With just one day to go until Britain votes in its general election, it looks like the British press has lost what little restraint it once had and launched into open political warfare.

And even though the vitriol in Britain's press is always quite high, the unpredictability of the 2015 election seems to have brought out an even harsher and more polarized tone.

Perhaps the most striking front page on Wednesday was that of the Sun, a British tabloid owned by Rupert Murdoch that is among the world's best-selling newspapers.

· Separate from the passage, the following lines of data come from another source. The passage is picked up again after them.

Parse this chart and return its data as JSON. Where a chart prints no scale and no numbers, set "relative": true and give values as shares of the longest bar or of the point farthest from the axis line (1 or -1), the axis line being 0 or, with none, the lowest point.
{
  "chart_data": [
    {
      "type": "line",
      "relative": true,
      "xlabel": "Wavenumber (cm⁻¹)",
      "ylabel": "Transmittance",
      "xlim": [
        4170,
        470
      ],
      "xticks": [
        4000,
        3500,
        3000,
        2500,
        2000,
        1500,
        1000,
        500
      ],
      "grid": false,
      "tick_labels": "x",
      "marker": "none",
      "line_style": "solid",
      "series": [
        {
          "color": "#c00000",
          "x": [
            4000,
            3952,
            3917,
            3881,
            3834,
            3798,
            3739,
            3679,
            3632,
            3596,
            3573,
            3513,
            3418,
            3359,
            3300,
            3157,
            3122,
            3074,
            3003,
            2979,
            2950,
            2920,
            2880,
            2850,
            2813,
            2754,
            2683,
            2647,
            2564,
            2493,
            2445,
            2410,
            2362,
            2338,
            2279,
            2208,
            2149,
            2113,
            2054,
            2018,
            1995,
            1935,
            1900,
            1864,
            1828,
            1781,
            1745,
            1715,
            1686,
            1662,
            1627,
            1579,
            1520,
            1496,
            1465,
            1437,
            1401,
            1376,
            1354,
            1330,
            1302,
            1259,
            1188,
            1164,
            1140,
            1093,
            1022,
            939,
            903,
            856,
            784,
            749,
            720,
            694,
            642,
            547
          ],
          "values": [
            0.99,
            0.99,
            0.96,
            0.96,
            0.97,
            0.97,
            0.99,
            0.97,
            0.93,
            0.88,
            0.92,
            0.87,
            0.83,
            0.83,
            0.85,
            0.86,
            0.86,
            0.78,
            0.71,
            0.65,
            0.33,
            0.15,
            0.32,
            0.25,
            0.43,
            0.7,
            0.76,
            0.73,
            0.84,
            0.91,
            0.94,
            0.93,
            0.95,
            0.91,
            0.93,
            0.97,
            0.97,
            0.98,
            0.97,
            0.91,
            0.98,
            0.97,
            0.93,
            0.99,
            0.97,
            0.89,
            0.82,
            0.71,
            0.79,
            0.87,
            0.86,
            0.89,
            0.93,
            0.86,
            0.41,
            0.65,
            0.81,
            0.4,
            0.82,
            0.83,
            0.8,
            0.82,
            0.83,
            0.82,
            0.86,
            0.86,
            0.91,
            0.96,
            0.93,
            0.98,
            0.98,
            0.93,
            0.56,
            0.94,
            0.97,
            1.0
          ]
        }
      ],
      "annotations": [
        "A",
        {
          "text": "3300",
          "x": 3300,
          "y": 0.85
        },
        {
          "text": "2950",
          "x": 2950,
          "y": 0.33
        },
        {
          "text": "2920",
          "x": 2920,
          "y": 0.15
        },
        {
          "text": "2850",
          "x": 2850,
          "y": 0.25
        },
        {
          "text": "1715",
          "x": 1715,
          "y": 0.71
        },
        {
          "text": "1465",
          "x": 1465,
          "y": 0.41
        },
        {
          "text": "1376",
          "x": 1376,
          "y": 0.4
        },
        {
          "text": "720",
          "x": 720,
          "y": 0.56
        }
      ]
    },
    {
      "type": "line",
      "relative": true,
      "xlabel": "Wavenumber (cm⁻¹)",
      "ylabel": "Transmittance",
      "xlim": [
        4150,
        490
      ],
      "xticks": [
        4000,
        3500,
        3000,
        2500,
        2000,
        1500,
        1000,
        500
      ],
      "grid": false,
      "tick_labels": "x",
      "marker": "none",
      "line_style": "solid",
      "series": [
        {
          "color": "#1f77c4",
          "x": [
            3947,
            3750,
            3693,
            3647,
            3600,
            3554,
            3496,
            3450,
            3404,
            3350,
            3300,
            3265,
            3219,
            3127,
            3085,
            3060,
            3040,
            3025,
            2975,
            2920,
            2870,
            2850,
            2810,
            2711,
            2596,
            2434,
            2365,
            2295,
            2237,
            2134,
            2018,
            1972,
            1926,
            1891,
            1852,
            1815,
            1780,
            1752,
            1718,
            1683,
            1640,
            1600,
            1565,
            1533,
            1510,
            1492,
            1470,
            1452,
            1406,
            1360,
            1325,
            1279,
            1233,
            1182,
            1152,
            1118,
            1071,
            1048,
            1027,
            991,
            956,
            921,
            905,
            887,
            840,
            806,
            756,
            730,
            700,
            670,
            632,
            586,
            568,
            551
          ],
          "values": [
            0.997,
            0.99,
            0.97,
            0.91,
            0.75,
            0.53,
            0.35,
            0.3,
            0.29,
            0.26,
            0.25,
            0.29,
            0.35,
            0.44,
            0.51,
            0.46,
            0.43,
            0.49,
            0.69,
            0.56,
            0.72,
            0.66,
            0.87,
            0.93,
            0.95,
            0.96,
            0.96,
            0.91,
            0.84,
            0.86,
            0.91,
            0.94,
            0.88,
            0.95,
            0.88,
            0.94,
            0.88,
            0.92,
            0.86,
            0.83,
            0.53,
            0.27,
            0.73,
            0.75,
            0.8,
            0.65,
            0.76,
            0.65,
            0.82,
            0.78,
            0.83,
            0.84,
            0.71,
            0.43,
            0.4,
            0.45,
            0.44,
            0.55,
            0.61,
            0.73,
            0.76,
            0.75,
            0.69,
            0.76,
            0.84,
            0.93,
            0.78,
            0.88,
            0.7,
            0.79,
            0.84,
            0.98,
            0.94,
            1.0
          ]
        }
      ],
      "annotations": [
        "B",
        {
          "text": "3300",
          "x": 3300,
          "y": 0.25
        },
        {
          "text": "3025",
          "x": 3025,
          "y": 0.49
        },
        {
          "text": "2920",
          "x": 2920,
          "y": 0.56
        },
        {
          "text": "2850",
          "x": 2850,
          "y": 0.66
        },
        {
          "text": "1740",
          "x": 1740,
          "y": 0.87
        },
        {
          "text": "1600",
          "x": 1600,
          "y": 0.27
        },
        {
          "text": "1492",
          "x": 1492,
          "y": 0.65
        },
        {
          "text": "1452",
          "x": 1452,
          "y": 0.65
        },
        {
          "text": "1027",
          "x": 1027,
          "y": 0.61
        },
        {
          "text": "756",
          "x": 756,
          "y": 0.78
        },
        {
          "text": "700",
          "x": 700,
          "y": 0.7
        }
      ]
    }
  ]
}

The Sun, which generally supports the center-right Conservative Party, has been credited (and credited itself) with swaying the nation before, most notably in 1992.

This time it seems intent on keeping Ed Miliband, the leader of the center-left Labor Party, out of power. To do so, the Sun's editors dredged up a nearly-year-old picture of Miliband eating a bacon sandwich: a picture so unflattering that it now has its own Wikipedia page.

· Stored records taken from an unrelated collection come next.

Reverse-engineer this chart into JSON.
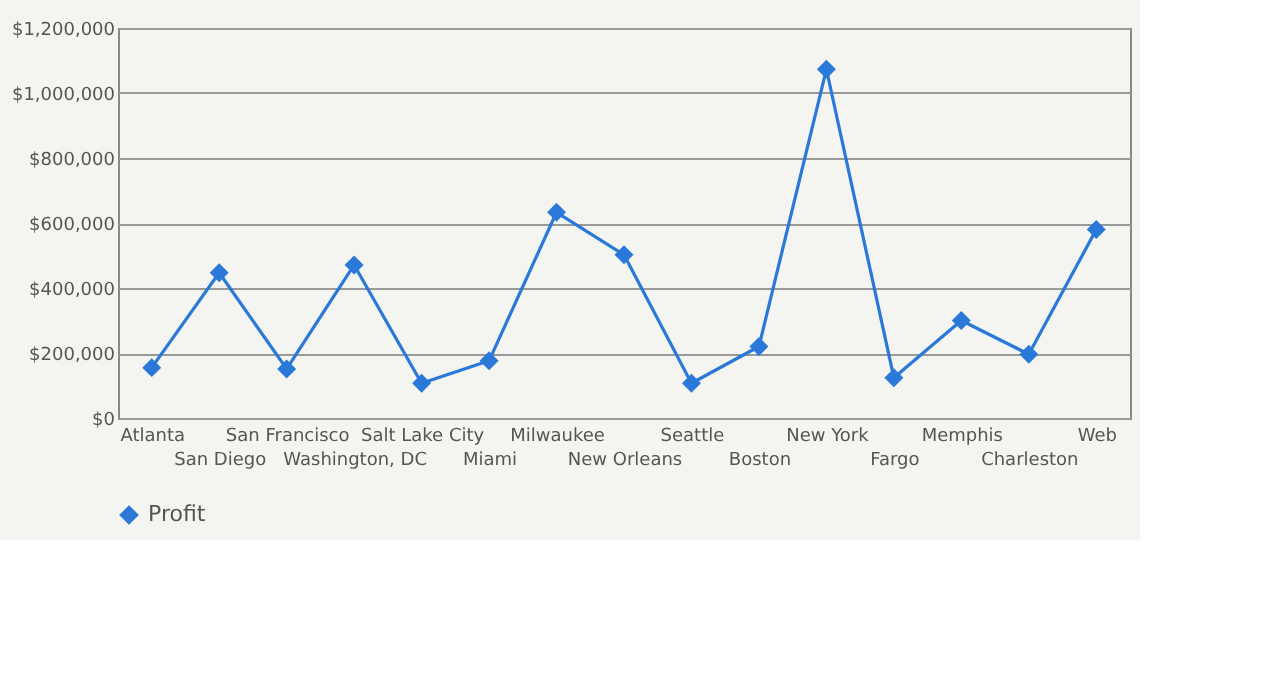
{
  "chart_data": {
    "type": "line",
    "categories": [
      "Atlanta",
      "San Diego",
      "San Francisco",
      "Washington, DC",
      "Salt Lake City",
      "Miami",
      "Milwaukee",
      "New Orleans",
      "Seattle",
      "Boston",
      "New York",
      "Fargo",
      "Memphis",
      "Charleston",
      "Web"
    ],
    "series": [
      {
        "name": "Profit",
        "color": "#2a78d8",
        "values": [
          155000,
          447000,
          151000,
          471000,
          107000,
          176000,
          633000,
          502000,
          107000,
          220000,
          1073000,
          124000,
          300000,
          196000,
          580000
        ]
      }
    ],
    "ylim": [
      0,
      1200000
    ],
    "yticks": [
      {
        "value": 0,
        "label": "$0"
      },
      {
        "value": 200000,
        "label": "$200,000"
      },
      {
        "value": 400000,
        "label": "$400,000"
      },
      {
        "value": 600000,
        "label": "$600,000"
      },
      {
        "value": 800000,
        "label": "$800,000"
      },
      {
        "value": 1000000,
        "label": "$1,000,000"
      },
      {
        "value": 1200000,
        "label": "$1,200,000"
      }
    ],
    "grid": "y",
    "legend": "bottom",
    "marker": "diamond",
    "line_style": "solid"
  }
}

Supporters of Miliband, and even some who oppose him, have hit out against the Sun's repeated use of this photograph as unfair.

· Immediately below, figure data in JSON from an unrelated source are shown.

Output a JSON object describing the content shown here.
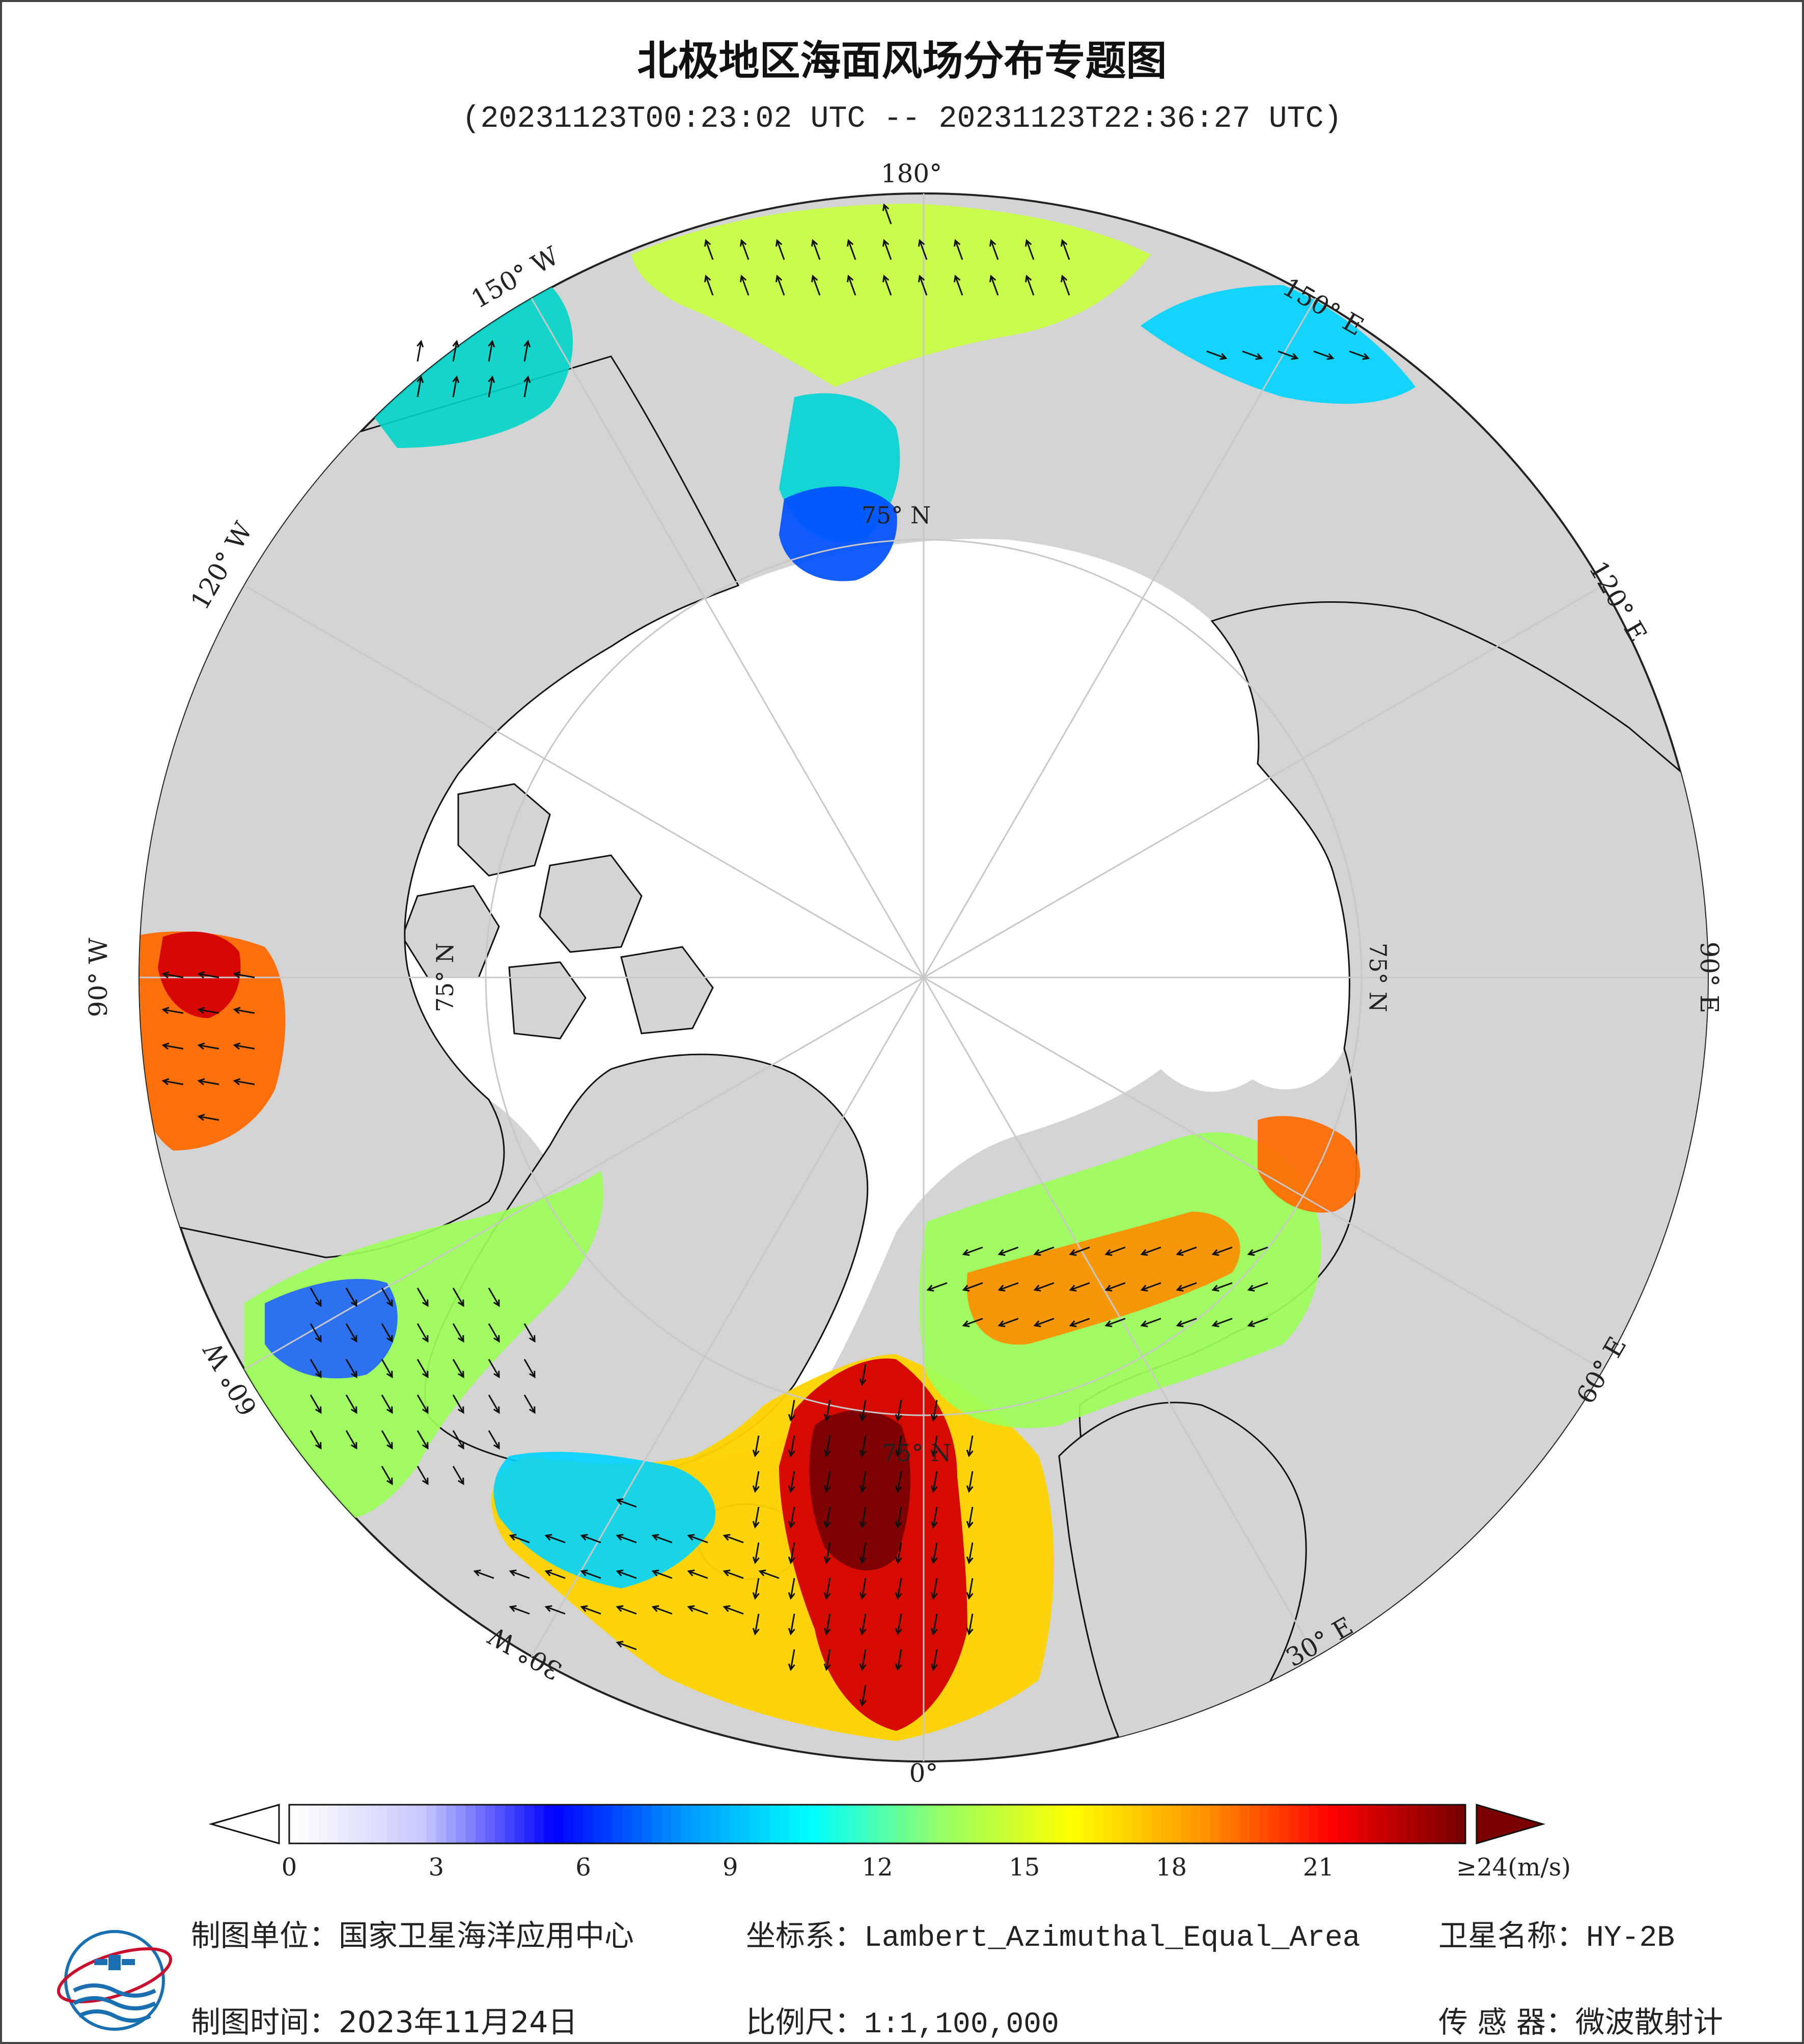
{
  "header": {
    "title": "北极地区海面风场分布专题图",
    "time_range": "(20231123T00:23:02 UTC -- 20231123T22:36:27 UTC)"
  },
  "map": {
    "projection": "Lambert_Azimuthal_Equal_Area",
    "center": "North Pole",
    "longitude_labels": [
      "180°",
      "150° E",
      "120° E",
      "90° E",
      "60° E",
      "30° E",
      "0°",
      "30° W",
      "60° W",
      "90° W",
      "120° W",
      "150° W"
    ],
    "latitude_label": "75° N",
    "land_color": "#d4d4d4",
    "ice_color": "#ffffff",
    "graticule_color": "#c8c8c8"
  },
  "colorbar": {
    "unit": "(m/s)",
    "min": 0,
    "max": 24,
    "ticks": [
      "0",
      "3",
      "6",
      "9",
      "12",
      "15",
      "18",
      "21",
      "≥24"
    ],
    "tick_values": [
      0,
      3,
      6,
      9,
      12,
      15,
      18,
      21,
      24
    ],
    "colors": [
      "#ffffff",
      "#c8c8ff",
      "#0000ff",
      "#0096ff",
      "#00ffff",
      "#96ff64",
      "#ffff00",
      "#ff9600",
      "#ff0000",
      "#780000"
    ],
    "over_color": "#7a0000",
    "under_color": "#ffffff"
  },
  "footer": {
    "producer_label": "制图单位：",
    "producer_value": "国家卫星海洋应用中心",
    "crs_label": "坐标系：",
    "crs_value": "Lambert_Azimuthal_Equal_Area",
    "satellite_label": "卫星名称：",
    "satellite_value": "HY-2B",
    "date_label": "制图时间：",
    "date_value": "2023年11月24日",
    "scale_label": "比例尺：",
    "scale_value": "1:1,100,000",
    "sensor_label": "传 感 器：",
    "sensor_value": "微波散射计"
  }
}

However, the Sun was far from the only British newspaper that ran a front page headline opposing Miliband.

The Daily Mail, a center-right middlebrow newspaper warned that Miliband, a "class-war zealot," could well team up with the Scottish National Party and destroy Britain (the SNP, a key proponent of Scottish independence, may well form a government with Labor if Miliband's party wins a large minority of seats).

The Daily Telegraph, a center-right broadsheet, also highlighted concerns about the SNP.

Meanwhile the Times (of London), another Murdoch-owned newspaper, albeit one with a far more mature reputation, carried a front page headline critical of Miliband.

Not every paper was critical of the Labor leader. The Daily Mirror, a left-wing rival to the Sun, unleashed its own attack on David Cameron, the Conservative Party leader and incumbent prime minister.

The Guardian also published a criticism of proposed welfare cuts.

The Independent and its free sister publication, i, didn't make any bold political statements on their front pages, though the Independent has already endorsed the Conservative-Liberal Democrat coalition government (to the surprise of some of its own journalists, apparently).

And the right-wing tabloid, the Daily Express, published a front page endorsement for the populist anti-Europe United Kingdom Independence Party (UKIP), written by ... the leader of the UKIP.

Overall with at least seven major British newspapers endorsing the Conservatives or a Conservative-led coalition, the British press does appear to be leaning right.

It seems possible, too, that the pro-Conservatives voices are louder. One study from the Media Standards Trust found that 95 percent of all leader columns in the Sun were explicitly anti-Labor before the election, and some say the lines between opinion and reporting in the newspapers have been blurred. In an interview published Wednesday with Politics Europe, David Alexrod, the American campaign expert now working with Miliband, suggested that Britain's right-wing press was more powerful than Fox News.

Regardless, the vitriol on display from both sides has made some uncomfortable about the state of the British press and the politics it portrays.